With what can we compare the kingdom of God, or what parable will we use for it? It is like a mustard seed, which, when sown upon the ground, is the smallest of all the seeds on earth; yet when it is sown it grows up and becomes the greatest of all shrubs, and puts forth large branches, so that the birds of the air can make nests in its shade. The kingdom of God is refuge, and safety, and mercy, and blessing. God calls us to watch for where the seeds of refuge and mercy are being sown and to nurture them into full growth – what, friends, does that look like when those who represent us are inflicting trauma on parents and children who are seeking refuge?

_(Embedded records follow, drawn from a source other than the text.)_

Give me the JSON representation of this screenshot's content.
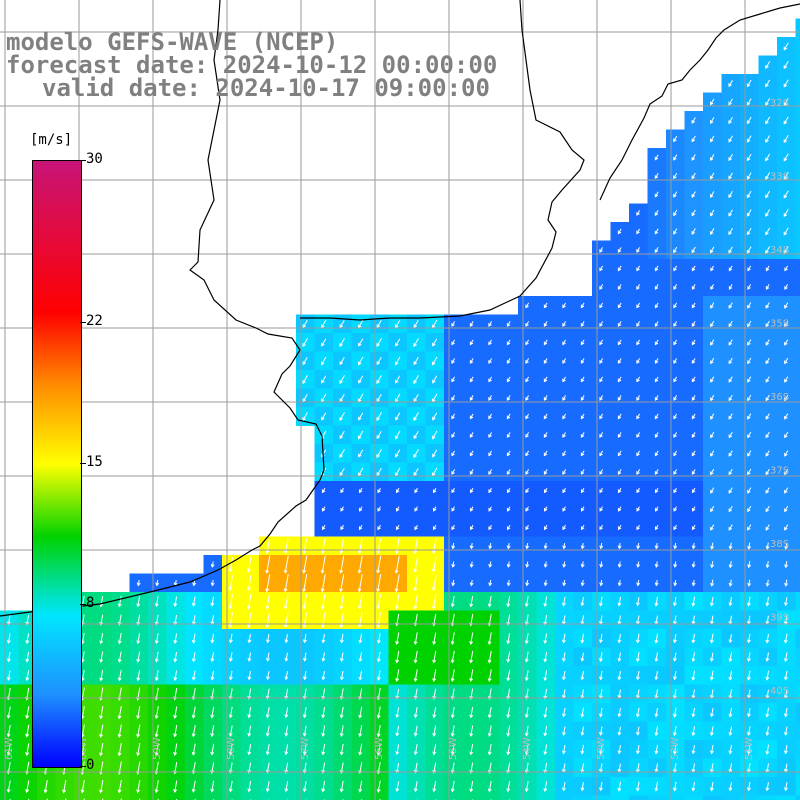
{
  "header": {
    "line1": "modelo GEFS-WAVE (NCEP)",
    "line2": "forecast date: 2024-10-12 00:00:00",
    "line3": "valid date: 2024-10-17 09:00:00"
  },
  "colorbar": {
    "unit": "[m/s]",
    "ticks": [
      "30",
      "22",
      "15",
      "8",
      "0"
    ],
    "values": [
      30,
      22,
      15,
      8,
      0
    ],
    "range": [
      0,
      30
    ]
  },
  "axes": {
    "lat_labels": [
      "32S",
      "33S",
      "34S",
      "35S",
      "36S",
      "37S",
      "38S",
      "39S",
      "40S"
    ],
    "lon_labels": [
      "61W",
      "60W",
      "59W",
      "58W",
      "57W",
      "56W",
      "55W",
      "54W",
      "53W",
      "52W",
      "51W"
    ]
  },
  "colors": {
    "grid": "#9a9a9a",
    "coast": "#000000",
    "arrow": "#ffffff"
  }
}
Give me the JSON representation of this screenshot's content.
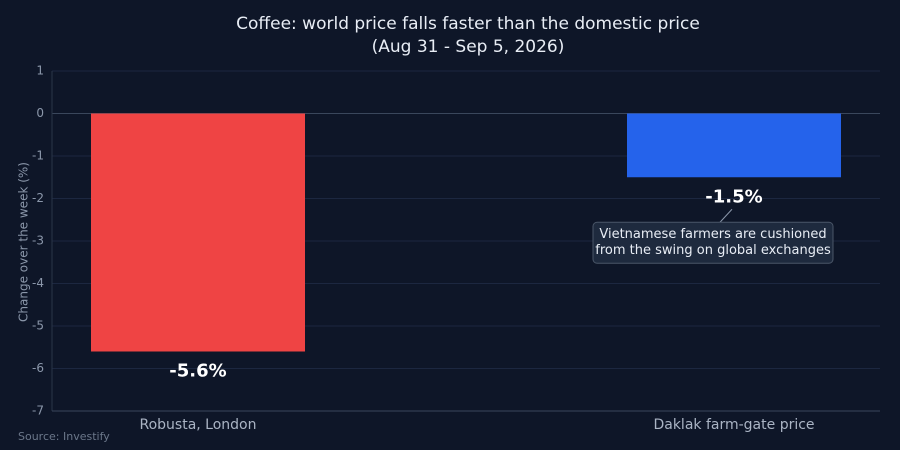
{
  "chart_data": {
    "type": "bar",
    "title": "Coffee: world price falls faster than the domestic price",
    "subtitle": "(Aug 31 - Sep 5, 2026)",
    "y_label": "Change over the week (%)",
    "categories": [
      "Robusta, London",
      "Daklak farm-gate price"
    ],
    "values": [
      -5.6,
      -1.5
    ],
    "value_labels": [
      "-5.6%",
      "-1.5%"
    ],
    "colors": [
      "#ef4444",
      "#2563eb"
    ],
    "ylim": [
      -7,
      1
    ],
    "yticks": [
      -7,
      -6,
      -5,
      -4,
      -3,
      -2,
      -1,
      0,
      1
    ],
    "grid": true,
    "annotation": {
      "lines": [
        "Vietnamese farmers are cushioned",
        "from the swing on global exchanges"
      ]
    },
    "source": "Source: Investify"
  }
}
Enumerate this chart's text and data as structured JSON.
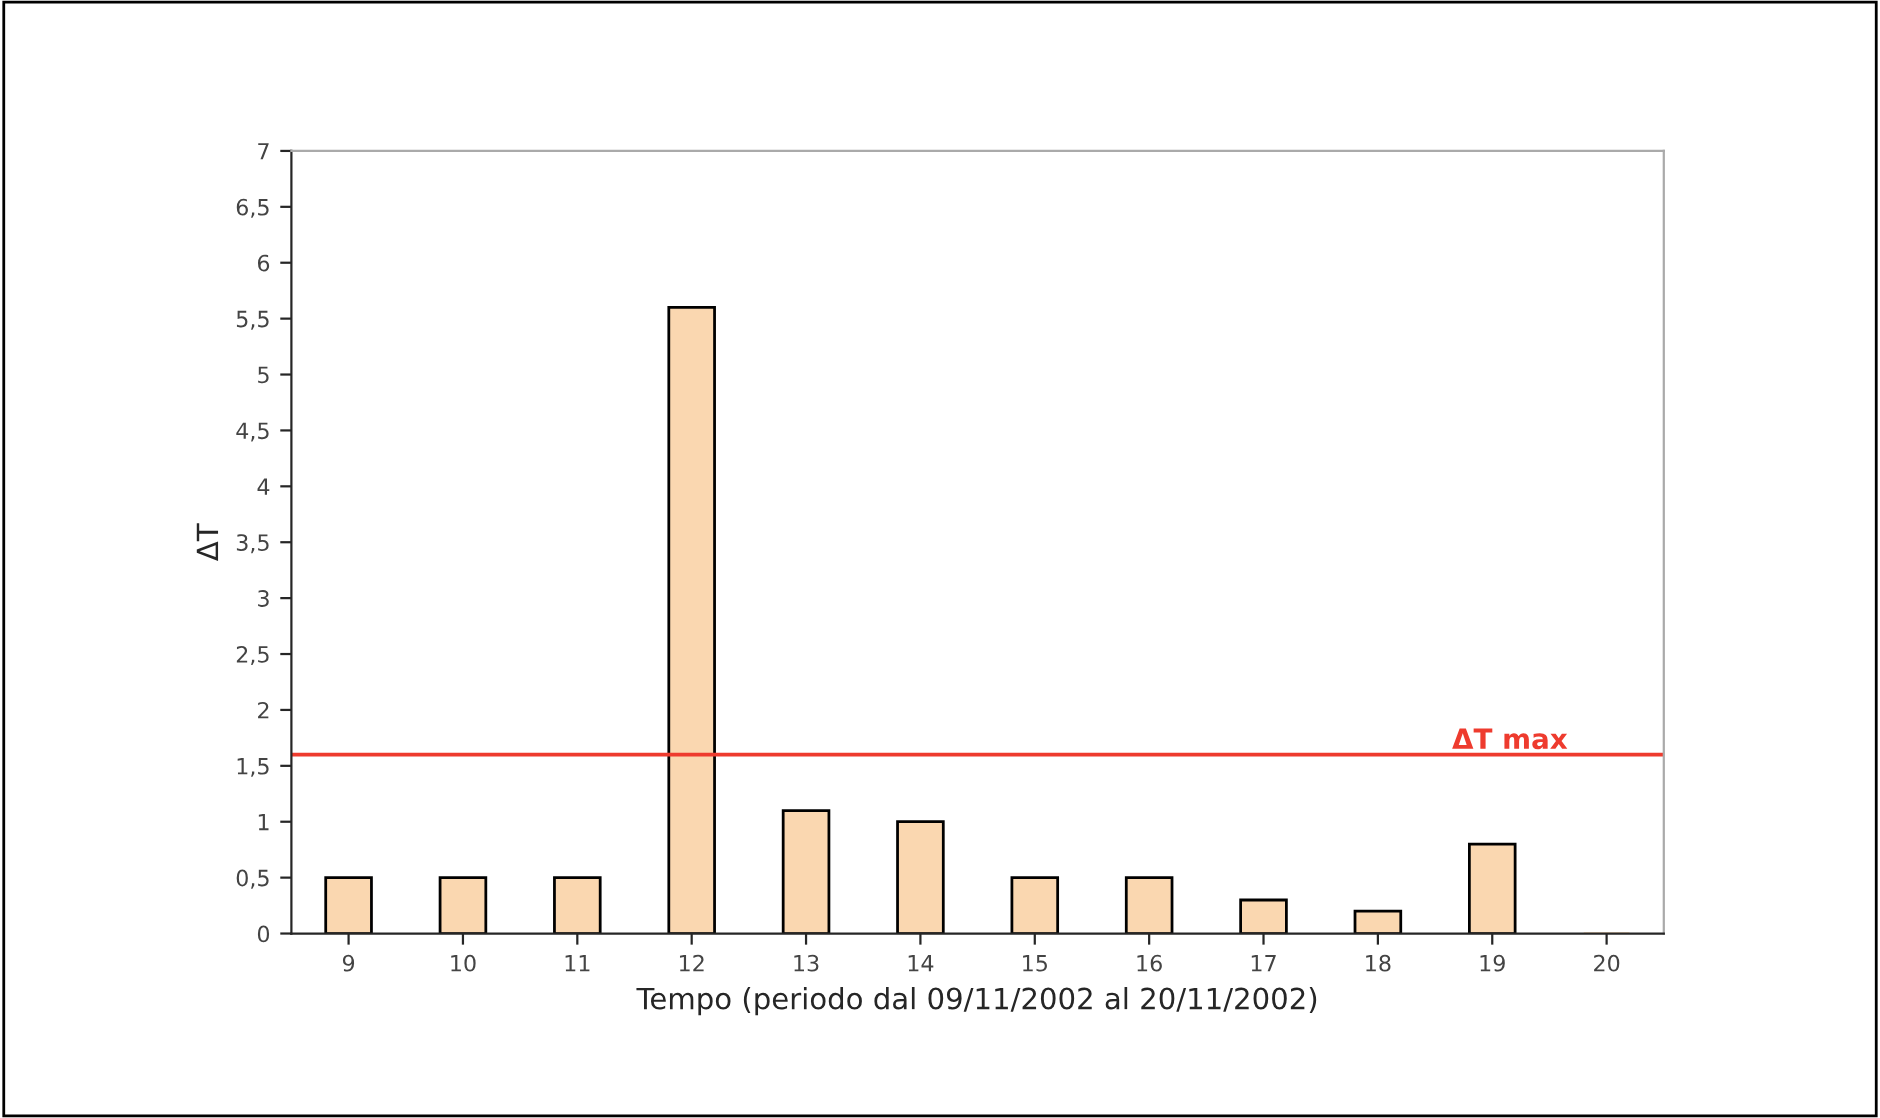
{
  "chart_data": {
    "type": "bar",
    "xlabel": "Tempo (periodo dal 09/11/2002 al 20/11/2002)",
    "ylabel": "ΔT",
    "categories": [
      "9",
      "10",
      "11",
      "12",
      "13",
      "14",
      "15",
      "16",
      "17",
      "18",
      "19",
      "20"
    ],
    "values": [
      0.5,
      0.5,
      0.5,
      5.6,
      1.1,
      1.0,
      0.5,
      0.5,
      0.3,
      0.2,
      0.8,
      0
    ],
    "color": "#fad7b0",
    "ylim": [
      0,
      7
    ],
    "yticks": [
      0,
      {
        "value": 0.5,
        "label": "0,5"
      },
      1,
      {
        "value": 1.5,
        "label": "1,5"
      },
      2,
      {
        "value": 2.5,
        "label": "2,5"
      },
      3,
      {
        "value": 3.5,
        "label": "3,5"
      },
      4,
      {
        "value": 4.5,
        "label": "4,5"
      },
      5,
      {
        "value": 5.5,
        "label": "5,5"
      },
      6,
      {
        "value": 6.5,
        "label": "6,5"
      },
      7
    ],
    "ref_lines": [
      {
        "axis": "y",
        "value": 1.6,
        "label": "ΔT max",
        "color": "#ee3b2e"
      }
    ],
    "grid": false,
    "legend": false
  }
}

 We are the Church, which means that Christ dwells in us and works through us, grows the seeds of refuge and safety and mercy in and through us. The collect we prayed together at the beginning of this Eucharist invited us into this holy work. We prayed:

Keep, O Lord, your household the Church in your steadfast faith and love, that through your grace we may proclaim your truth with boldness, and minister your justice with compassion.

 Proclaim God’s truth with boldness, and minister God’s justice with compassion

With what can we compare the kingdom of God, or what parable will we use for it? The parable is now ours to tell, and to live.